Hal ini ditemukan Wakil Ketua DPRD Jawa Timur, Deni Wicaksono saat reses Trenggalek yang disambati warga terkait mahalnya harga seragam sekolah di jenjang SMA/SMK Negeri wilayah Trenggalek. Saat reses di Trenggalek, Deni menerima aduan warga yang mengeluhkan sistem pengadaan seragam sekolah yang dinilai memberatkan, terutama bagi keluarga tidak mampu.
Berdasarkan laporan masyarakat, seragam sekolah di sejumlah SMA/SMK di Trenggalek langsung didistribusikan ke sekolah-sekolah oleh rekanan dari Jawa Timur. Harga kain seragam ditetapkan Rp195 ribu per meter, mencakup dua jenis seragam, yakni abu-abu putih dan pramuka.
“Kalau benar ada kewajiban beli seragam dari sekolah dengan harga mahal, ini harus segera dievaluasi. Tidak boleh ada paksaan apalagi sampai memberatkan wali murid,” tegas Deni Wicaksono, Minggu (06/07/2025). “Ini baru diwilayah Trenggalek. Tidak menutup kemungkinan hal ini juga terjadi diwilayah lain Kota Kabupaten di Jatim,” lanjutnya.
Politisi PDI Perjuangan itu juga mengkritisi peran komite sekolah yang menjadi ujung tombak penjualan seragam. Dia menilai, tanpa pengawasan yang ketat, praktik ini rentan disalahgunakan dan memunculkan ketidaktransparanan.
“Orang tua harus diberi ruang untuk beli seragam di luar selama sesuai warna dan model. Jangan sampai wali murid dipaksa membeli dari sekolah saja,” tambah Deni.

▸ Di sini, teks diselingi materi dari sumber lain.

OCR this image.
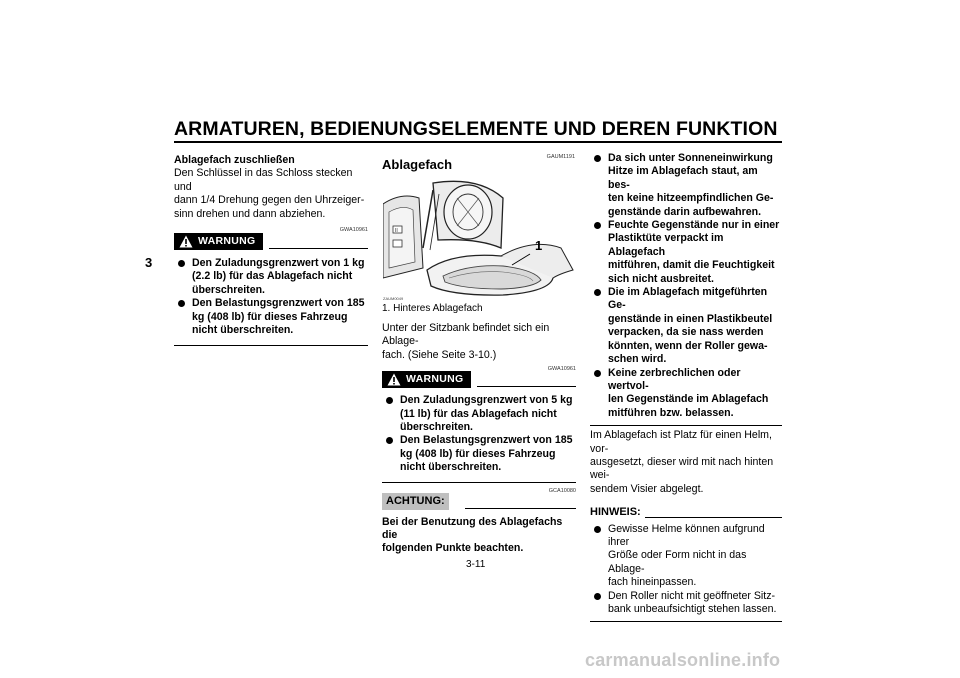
ARMATUREN, BEDIENUNGSELEMENTE UND DEREN FUNKTION
3
Ablagefach zuschließen
Den Schlüssel in das Schloss stecken und
dann 1/4 Drehung gegen den Uhrzeiger-
sinn drehen und dann abziehen.
GWA10961
WARNUNG
Den Zuladungsgrenzwert von 1 kg
(2.2 lb) für das Ablagefach nicht
überschreiten.
Den Belastungsgrenzwert von 185
kg (408 lb) für dieses Fahrzeug
nicht überschreiten.
GAUM1191
Ablagefach
II
ZAUM0049
1
1. Hinteres Ablagefach
Unter der Sitzbank befindet sich ein Ablage-
fach. (Siehe Seite 3-10.)
GWA10961
WARNUNG
Den Zuladungsgrenzwert von 5 kg
(11 lb) für das Ablagefach nicht
überschreiten.
Den Belastungsgrenzwert von 185
kg (408 lb) für dieses Fahrzeug
nicht überschreiten.
GCA10080
ACHTUNG:
Bei der Benutzung des Ablagefachs die
folgenden Punkte beachten.
Da sich unter Sonneneinwirkung
Hitze im Ablagefach staut, am bes-
ten keine hitzeempfindlichen Ge-
genstände darin aufbewahren.
Feuchte Gegenstände nur in einer
Plastiktüte verpackt im Ablagefach
mitführen, damit die Feuchtigkeit
sich nicht ausbreitet.
Die im Ablagefach mitgeführten Ge-
genstände in einen Plastikbeutel
verpacken, da sie nass werden
könnten, wenn der Roller gewa-
schen wird.
Keine zerbrechlichen oder wertvol-
len Gegenstände im Ablagefach
mitführen bzw. belassen.
Im Ablagefach ist Platz für einen Helm, vor-
ausgesetzt, dieser wird mit nach hinten wei-
sendem Visier abgelegt.
HINWEIS:
Gewisse Helme können aufgrund ihrer
Größe oder Form nicht in das Ablage-
fach hineinpassen.
Den Roller nicht mit geöffneter Sitz-
bank unbeaufsichtigt stehen lassen.
3-11
carmanualsonline.info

Selain harga seragam, pihaknya kata Deni juga menerima pengaduan berbagai pungutan di sekolah, seperti sumbangan peningkatan prestasi Rp150 ribu per bulan dan iuran komite Rp200 ribu per bulan. Bahkan, ada informasi dana komite disiapkan untuk mengantisipasi masalah hukum yang mungkin muncul.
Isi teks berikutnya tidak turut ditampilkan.